— Вы правы, — сказал Глеб Борисович. — Какой Григорий, к лешему, фаворит? На него только сонного сома ловить, если, конечно, тот не побрезгует. Заполонили телевизионный эфир чёрт знает чем, понимаешь. Надо будет сказать об этом заместителю министра, уважаемому Прусаку Тарасу Петровичу. Ну, что, на заседание? Впрягайся, брат, часа на три. До обеда. На старт!
— Тараканьи бега, — шёпотом сказал Игорь Глебу на ухо. Глеб понимающе, но уже отстраненно, улыбнулся. И тот, и другой были похожи на своих коллег тем, что маска бесстрастности на их лицах (знак концентрации внимания) была готова в любой момент смениться деловой озабоченностью. Эта маска не обманывала никого, просто она идеально подходила под строгие костюмы. Но в голове у каждого, похоже, были свои тараканы.

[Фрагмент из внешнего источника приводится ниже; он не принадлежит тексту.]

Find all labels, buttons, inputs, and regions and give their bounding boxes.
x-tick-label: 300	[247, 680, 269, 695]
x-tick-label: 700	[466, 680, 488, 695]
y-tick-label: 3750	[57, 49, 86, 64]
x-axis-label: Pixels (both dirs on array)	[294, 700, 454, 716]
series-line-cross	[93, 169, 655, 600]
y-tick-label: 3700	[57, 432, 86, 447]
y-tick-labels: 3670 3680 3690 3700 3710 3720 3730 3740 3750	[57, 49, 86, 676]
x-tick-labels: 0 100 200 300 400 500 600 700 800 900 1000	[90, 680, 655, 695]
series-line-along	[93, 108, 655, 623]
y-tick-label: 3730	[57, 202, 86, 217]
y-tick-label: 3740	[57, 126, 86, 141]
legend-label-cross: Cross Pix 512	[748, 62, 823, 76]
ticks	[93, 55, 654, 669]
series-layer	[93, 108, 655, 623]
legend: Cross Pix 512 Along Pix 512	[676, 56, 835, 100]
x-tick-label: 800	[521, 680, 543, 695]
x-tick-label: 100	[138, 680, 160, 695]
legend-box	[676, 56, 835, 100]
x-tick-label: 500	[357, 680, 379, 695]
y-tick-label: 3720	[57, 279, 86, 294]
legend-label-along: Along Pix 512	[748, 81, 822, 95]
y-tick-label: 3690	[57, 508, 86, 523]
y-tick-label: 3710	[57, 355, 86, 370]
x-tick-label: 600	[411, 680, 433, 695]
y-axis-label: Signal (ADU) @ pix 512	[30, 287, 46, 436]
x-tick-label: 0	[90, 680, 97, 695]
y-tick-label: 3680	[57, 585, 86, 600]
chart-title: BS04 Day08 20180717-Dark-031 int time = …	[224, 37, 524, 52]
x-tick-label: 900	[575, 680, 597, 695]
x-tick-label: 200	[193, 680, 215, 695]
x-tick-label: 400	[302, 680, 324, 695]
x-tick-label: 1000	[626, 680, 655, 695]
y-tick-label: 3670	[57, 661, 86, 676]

Заседание, как и ожидалось, было долгим, нудным, бессмысленным, ибо решались вопросы, которые так или иначе либо уже были решены самой жизнью, либо ставились раньше времени и вне реального контекста, и в этом случае долгий темпераментный разговор шёл ни о чём. Набирали очки фавориты, определялись аутсайдеры. Несколько человек почти одновременно подняли вопрос о том, сколько нездорового, эстетически и духовно убогого, сколько всякой мути развелось на экранах (причём, Глебу не удалось выскочить первым; его опередил молодой безусый шустрик по имени Фёдор, отчества которого никто не знал, — кажется, дальний родственник то ли Прусака, то ли самого министра, Ипполита Фёдоровича Черновила, метящего чуть ли не на самый Олимп; словом, серьёзно мыслящего). — Одних тараканов показывают, — мрачно заметил Прусак, одобрительно шевеля пальцами.

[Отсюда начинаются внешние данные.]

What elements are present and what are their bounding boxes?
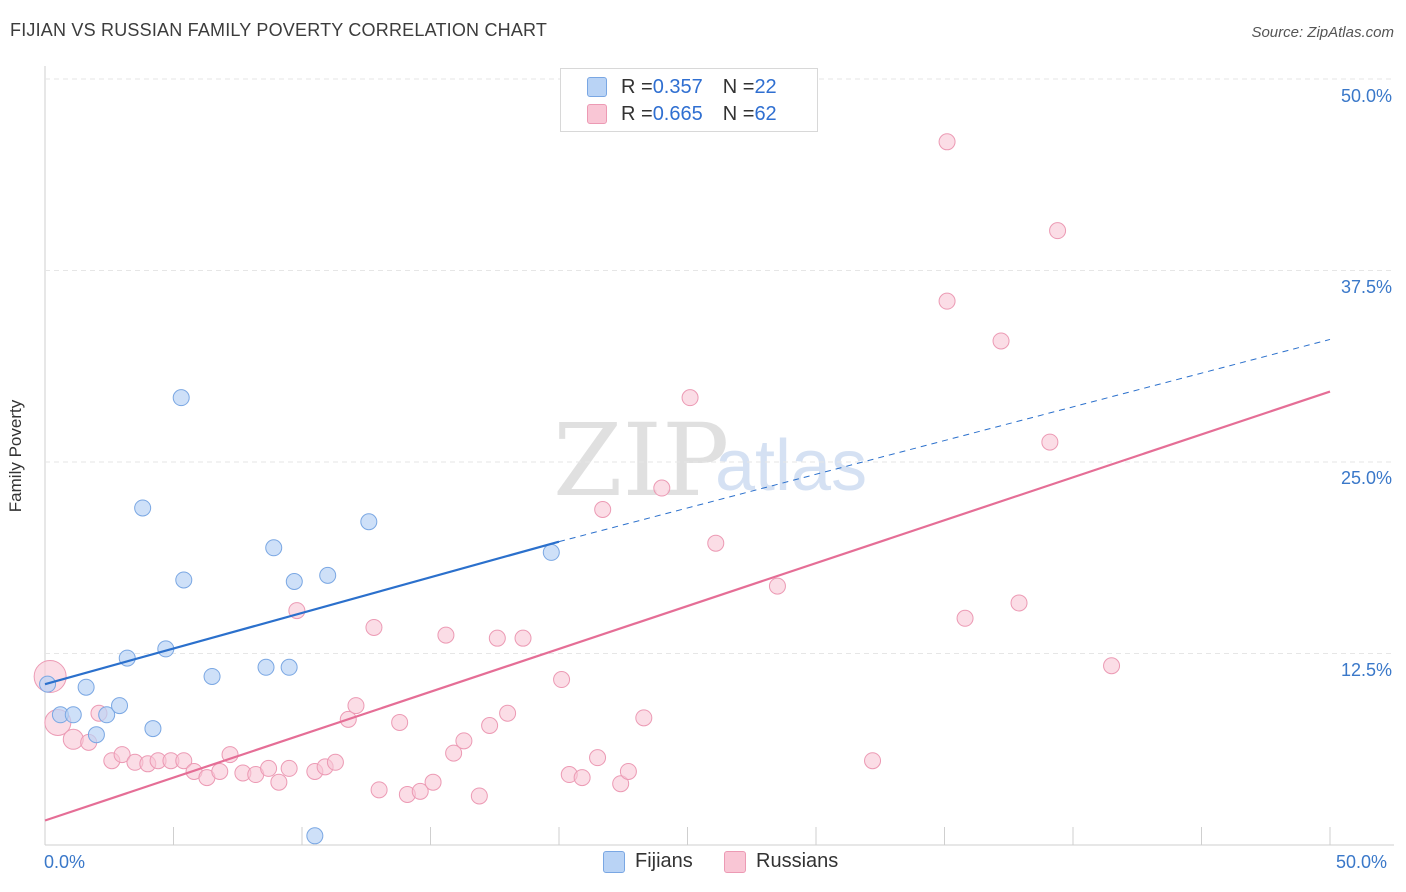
bottom-legend-russians[interactable]: Russians [724,850,838,873]
point-russians-19 [270,773,288,791]
point-russians-52 [768,577,786,595]
point-russians-53 [864,752,882,770]
point-russians-11 [175,752,193,770]
point-russians-56 [956,609,974,627]
point-russians-24 [326,753,344,771]
point-russians-6 [113,746,131,764]
point-fijians-15 [265,539,283,557]
point-russians-44 [589,749,607,767]
point-russians-60 [1049,222,1067,240]
russians-swatch-icon [587,104,607,124]
bottom-legend-label-russians: Russians [756,850,839,872]
y-tick-label-25: 25.0% [1340,468,1392,488]
legend-r-value-russians: 0.665 [652,102,703,125]
point-fijians-18 [306,827,324,845]
point-russians-54 [938,133,956,151]
point-russians-50 [681,389,699,407]
stats-legend: R = 0.357 N = 22 R = 0.665 N = 62 [560,68,818,132]
point-fijians-5 [98,706,116,724]
point-fijians-6 [111,697,129,715]
trendline-fijians-extension [558,338,1331,543]
chart-title: FIJIAN VS RUSSIAN FAMILY POVERTY CORRELA… [10,20,548,40]
point-russians-18 [260,759,278,777]
point-russians-37 [481,717,499,735]
point-russians-47 [619,762,637,780]
bottom-legend-label-fijians: Fijians [635,850,693,872]
trendline-fijians [44,540,560,686]
x-tick-label-max: 50.0% [1336,852,1388,872]
y-tick-label-37-5: 37.5% [1340,277,1392,297]
point-fijians-16 [280,658,298,676]
y-tick-label-50: 50.0% [1340,86,1392,106]
point-russians-61 [1103,657,1121,675]
legend-n-value-russians: 62 [754,102,777,125]
point-russians-33 [437,626,455,644]
point-fijians-2 [64,706,82,724]
point-russians-39 [499,704,517,722]
point-fijians-9 [144,720,162,738]
point-fijians-17 [285,572,303,590]
point-fijians-11 [172,389,190,407]
point-russians-31 [411,782,429,800]
point-fijians-8 [134,499,152,517]
russians-legend-icon [724,850,746,873]
watermark-zip: ZIP [553,402,730,519]
point-russians-57 [992,332,1010,350]
point-russians-2 [62,728,84,750]
point-russians-29 [391,713,409,731]
point-russians-48 [635,709,653,727]
point-fijians-13 [203,667,221,685]
point-fijians-3 [77,678,95,696]
point-fijians-19 [319,566,337,584]
point-russians-41 [553,671,571,689]
legend-r-label-fijians: R = [621,75,653,98]
point-russians-34 [445,744,463,762]
point-russians-35 [455,732,473,750]
point-russians-46 [612,775,630,793]
point-russians-20 [280,759,298,777]
point-russians-32 [424,773,442,791]
watermark-atlas: atlas [715,426,868,506]
point-fijians-4 [87,726,105,744]
legend-n-value-fijians: 22 [754,75,777,98]
point-russians-58 [1010,594,1028,612]
trendline-russians [44,390,1331,822]
legend-r-value-fijians: 0.357 [652,75,703,98]
point-russians-27 [365,618,383,636]
legend-row-russians: R = 0.665 N = 62 [587,102,777,126]
x-tick-label-min: 0.0% [44,852,86,872]
source-label: Source: ZipAtlas.com [1251,24,1394,41]
point-russians-15 [221,746,239,764]
legend-n-label-fijians: N = [722,75,755,98]
point-russians-36 [470,787,488,805]
y-tick-label-12-5: 12.5% [1340,660,1392,680]
legend-r-label-russians: R = [621,102,653,125]
point-russians-49 [653,479,671,497]
point-fijians-21 [542,543,560,561]
point-russians-28 [370,781,388,799]
point-fijians-12 [175,571,193,589]
point-russians-26 [347,697,365,715]
point-russians-43 [573,769,591,787]
point-russians-55 [938,292,956,310]
legend-n-label-russians: N = [722,102,755,125]
point-russians-40 [514,629,532,647]
point-russians-14 [211,762,229,780]
point-russians-59 [1041,433,1059,451]
fijians-swatch-icon [587,77,607,97]
point-fijians-20 [360,513,378,531]
point-russians-38 [488,629,506,647]
fijians-legend-icon [603,850,625,873]
point-fijians-14 [257,658,275,676]
point-russians-45 [594,500,612,518]
legend-row-fijians: R = 0.357 N = 22 [587,75,777,99]
point-russians-51 [707,534,725,552]
bottom-legend-fijians[interactable]: Fijians [603,850,693,873]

Перед обедом Игорь с Глебом посмотрели друг другу в глаза (в их негласном соперничестве сегодня была боевая ничья, устраивавшая пока обоих: надо было объединять усилия против безусого) и выразительно пожали плечами: дескать, опять впустую потрачен драгоценный день. Золотая осень! А мы так бездарно транжирим короткую жизнь. Неудобно как-то перед природой.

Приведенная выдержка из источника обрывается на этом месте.